Study region: This article contributes to understanding processes occurring in long-time abandoned, shallow and unremediated mining lakes exemplified by the Colorful Lakes near Wie ' sciszowice, Southwest Poland. Study focus: Temporal and spatial water chemistry variation and stable isotopic composition has been investigated in two sampling campaigns in wet and dry seasons. Novelties relating to these Lakes are that for the first time, depth and temporal dependent samples were studied chemically and isotopically. Water samples from various depths of the lakes and drainage water were analyzed for main ions, trace and semi-metals as well as sulfur and water isotopes. Data were interpreted statistically and with the chemical-thermodynamic code PHREEQC. New hydrological insights for the region: Processes in the lakes are similar, resulting from rain and groundwater infiltrating the rocks and mine residues and leaching efflorescent salts. Differences result from the lakes' depth, altitude, and source of inflow. They cause the Blue Lake to be in the Al- and the Yellow and Purple Lakes in the Fe-buffer-range. These lakes' characteristics result either in stratification, evaporation influence or a well-mixed pit lake identified by the isotope variability. Isotope results further identified bacterial sulfate reduction throughout the lake water column during spring and summer.
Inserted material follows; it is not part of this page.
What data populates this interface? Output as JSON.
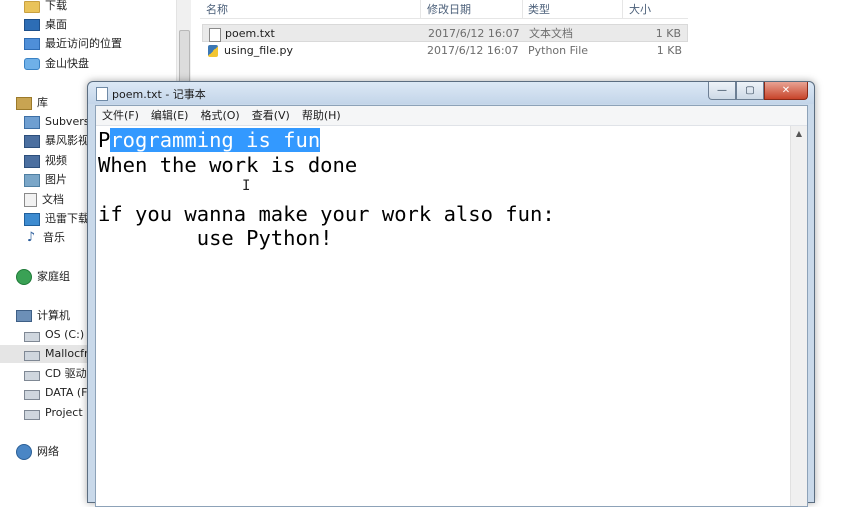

Saturation indices show an undersaturation in relation to most phases, and the species distribution in the lakes mirrors their individual buffer environment.

Automated summary

This article investigates the temporal and spatial water chemistry variation and stable isotopic composition in long-time abandoned mining lakes in Southwest Poland. The study finds that processes in the lakes are similar, with differences resulting from depth, altitude, and source of inflow. The lakes exhibit characteristics such as stratification, evaporation influence, and bacterial sulfate reduction.